Sunday, August 21, 2011

Obama's Atrocities Prevention Board

On August 4, the Obama Administration issued a press release calling for an Atrocity Prevention Board, where the president is calling upon the US to strengthen its ability to prevent mass atrocities and crimes against humanity. As the release makes clear, the directive establishes "a standing interagency Atrocities Prevention Board with the authority to develop prevention strategies and to ensure that concerns are elevated for senior decision-making so that we are better able to work with our be responsive to early warning signs."

Clearly, such an initiative should be applauded, especially given the US track record vis-a-vis genocides and mass atrocities. I suspect that Samantha Power is having an influence on the president, given that her book, a well-written and researched playback of how the US has time and again turned its head during times of international crisis, is a must-read on the subject of US non-intervention. Situations like Bosnia and Rwanda are the obvious ones in recent history, but the calamity in Cambodia following on the heels of the Vietnam conflict is also top of mind, and one cannot neglect mentioning the Holocaust, when it was known by the West what Hitler had in store for European Jewry early enough where some action could have been taken to prevent the number murdered to reach 6 million. It's known today that the intervention in Kosovo was done to prevent a possible genocide, as Milosevic was determined to create a pure Greater Serbia, whereby he was going to cleanse the former autonomous province of its Albanian population.

This directive puts the wrongs committed by the US on the table in the past and seeks to create a new framework from which the US will operate under should there be, or perhaps when there will be, the next opportunity to prevent massive crimes against humanity. It adds two key elements to the discussion, the first ensures that the US "does not become a safe haven for human rights violators or those responsible for other atrocities....such as participants in genocide, torture, extra-judicial killings or certain violations of religious freedom." The second element acts as a deterrent for groups wishing to carry out a crime by shaming them before the actual act were to take place.

With regards to the first element, watching current events one will see that the US has been fairly proactive in deporting former Nazi soldiers, with the most notable one coming in 2009 when John Demjanjuk was sent to Germany and has since been convicted of killing some 28,000 Jews at Sobibor.
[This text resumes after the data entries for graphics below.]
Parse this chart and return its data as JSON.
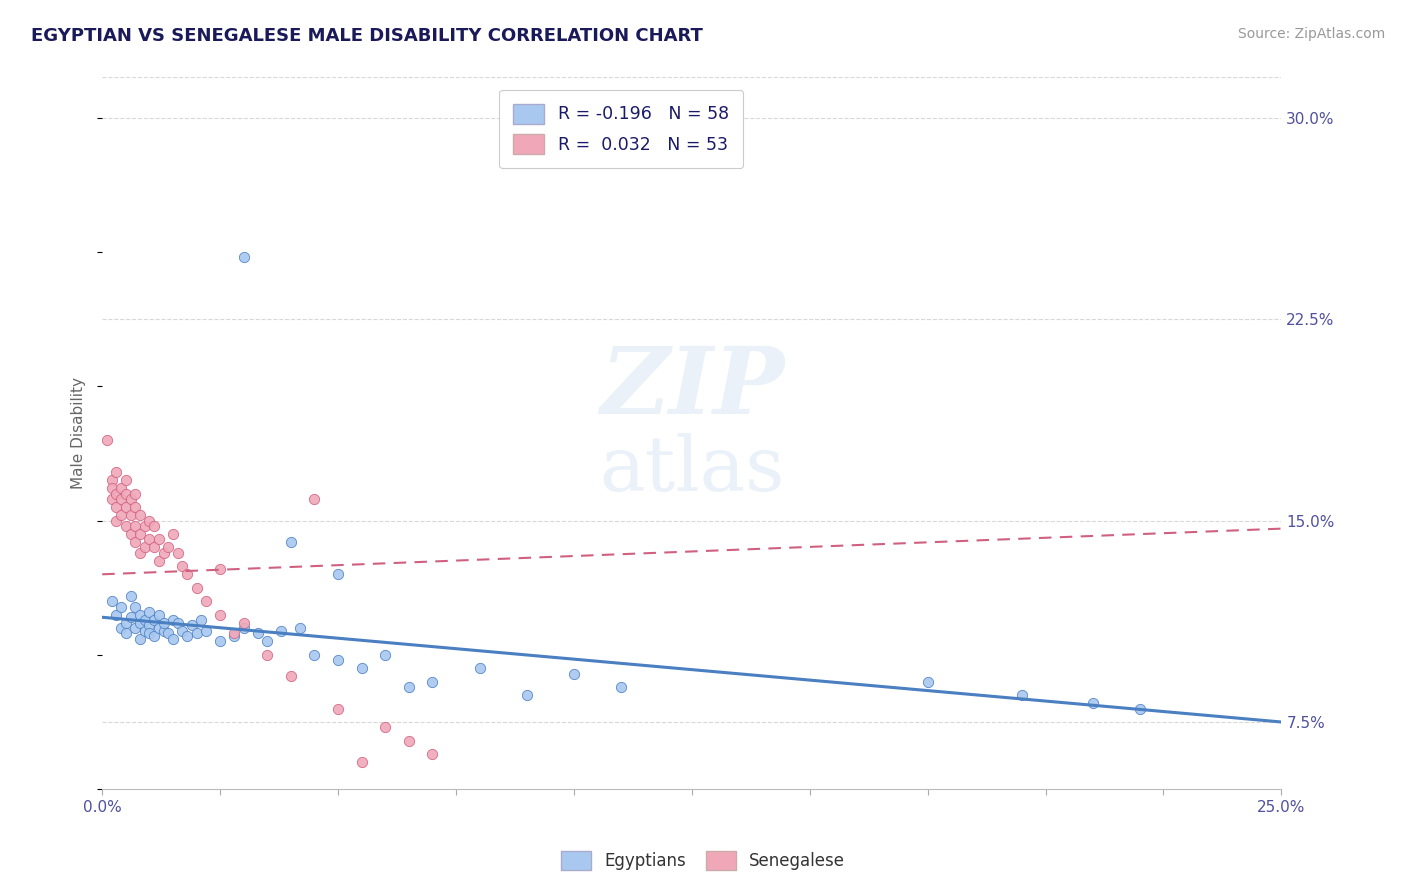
{
  "title": "EGYPTIAN VS SENEGALESE MALE DISABILITY CORRELATION CHART",
  "source": "Source: ZipAtlas.com",
  "ylabel": "Male Disability",
  "xlim": [
    0.0,
    0.25
  ],
  "ylim": [
    0.05,
    0.315
  ],
  "color_egyptian": "#a8c8f0",
  "color_senegalese": "#f0a8b8",
  "color_trend_egyptian": "#4a7fc1",
  "color_trend_senegalese": "#d06080",
  "background_color": "#ffffff",
  "grid_color": "#d8d8d8",
  "ytick_positions": [
    0.075,
    0.15,
    0.225,
    0.3
  ],
  "ytick_labels": [
    "7.5%",
    "15.0%",
    "22.5%",
    "30.0%"
  ],
  "egyptian_x": [
    0.002,
    0.003,
    0.004,
    0.004,
    0.005,
    0.005,
    0.006,
    0.006,
    0.007,
    0.007,
    0.008,
    0.008,
    0.008,
    0.009,
    0.009,
    0.01,
    0.01,
    0.01,
    0.011,
    0.011,
    0.012,
    0.012,
    0.013,
    0.013,
    0.014,
    0.015,
    0.015,
    0.016,
    0.017,
    0.018,
    0.019,
    0.02,
    0.021,
    0.022,
    0.025,
    0.028,
    0.03,
    0.033,
    0.035,
    0.038,
    0.042,
    0.045,
    0.05,
    0.055,
    0.06,
    0.065,
    0.07,
    0.08,
    0.09,
    0.1,
    0.03,
    0.04,
    0.05,
    0.11,
    0.175,
    0.195,
    0.21,
    0.22
  ],
  "egyptian_y": [
    0.12,
    0.115,
    0.11,
    0.118,
    0.112,
    0.108,
    0.122,
    0.114,
    0.118,
    0.11,
    0.112,
    0.106,
    0.115,
    0.109,
    0.113,
    0.111,
    0.108,
    0.116,
    0.113,
    0.107,
    0.11,
    0.115,
    0.109,
    0.112,
    0.108,
    0.113,
    0.106,
    0.112,
    0.109,
    0.107,
    0.111,
    0.108,
    0.113,
    0.109,
    0.105,
    0.107,
    0.11,
    0.108,
    0.105,
    0.109,
    0.11,
    0.1,
    0.098,
    0.095,
    0.1,
    0.088,
    0.09,
    0.095,
    0.085,
    0.093,
    0.248,
    0.142,
    0.13,
    0.088,
    0.09,
    0.085,
    0.082,
    0.08
  ],
  "senegalese_x": [
    0.001,
    0.002,
    0.002,
    0.002,
    0.003,
    0.003,
    0.003,
    0.003,
    0.004,
    0.004,
    0.004,
    0.005,
    0.005,
    0.005,
    0.005,
    0.006,
    0.006,
    0.006,
    0.007,
    0.007,
    0.007,
    0.007,
    0.008,
    0.008,
    0.008,
    0.009,
    0.009,
    0.01,
    0.01,
    0.011,
    0.011,
    0.012,
    0.012,
    0.013,
    0.014,
    0.015,
    0.016,
    0.017,
    0.018,
    0.02,
    0.022,
    0.025,
    0.028,
    0.03,
    0.035,
    0.04,
    0.05,
    0.06,
    0.065,
    0.07,
    0.025,
    0.045,
    0.055
  ],
  "senegalese_y": [
    0.18,
    0.165,
    0.162,
    0.158,
    0.168,
    0.16,
    0.155,
    0.15,
    0.162,
    0.158,
    0.152,
    0.165,
    0.16,
    0.155,
    0.148,
    0.158,
    0.152,
    0.145,
    0.16,
    0.155,
    0.148,
    0.142,
    0.152,
    0.145,
    0.138,
    0.148,
    0.14,
    0.15,
    0.143,
    0.148,
    0.14,
    0.143,
    0.135,
    0.138,
    0.14,
    0.145,
    0.138,
    0.133,
    0.13,
    0.125,
    0.12,
    0.115,
    0.108,
    0.112,
    0.1,
    0.092,
    0.08,
    0.073,
    0.068,
    0.063,
    0.132,
    0.158,
    0.06
  ]
}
And I believe the US has acted on Hutu Rwandans who have sought safe haven here, with one seemingly coming to mind who was living in Texas over the past 2 or 3 years. So this directive puts in place, at least in theory, a mechanism that keeps these people from entering the US in the first place after the crime was committed.

As for the second element, Power expresses outrage in her book in at least one chapter at the lack of shaming to come out of the US government in the past. This now aims to correct that and rightfully so.

Many Jewish organizations have come out and applauded the administration for the directive, not surprisingly given the history of the Jewish people.

But if there is a concern about all this, it goes back to the question of intervention. In the Power's book, if we were to take each situation and see to it that the US intervened militarily each time, the American people would, in my view, express outrage. The US is already seen as the world's policeman; it's not something to celebrate, especially at a time when state building at home is in dire need. Given that the military is already over-stretched, and the cost for military deployment has drained the US economy, stopping mass atrocities from happening militarily seems almost out of the question. Of course, there are non-military levers that can be pulled, shaming constituting one of those, that would leave the military out of it, but not necessarily stop the atrocities from occuring. One would hope that all diplomatic mechanisms would be pulled first before sending in the military, but an adventurous president is not necessarily a rare breed.

With all that said, Obama would like to see the Atrocities Prevention Board operational within 120 days. While the directive is no doubt a lofty and admirable goal, one hopes that the US can live up to the obligations it is setting out for itself. Establishing leadership in the world is a wonderful thing, but now the US has to make good on its promises. Only time will tell if it has the political will, and the American people have the stomach, for more interventions in far away places that may or may not directly impact the United States and its national security.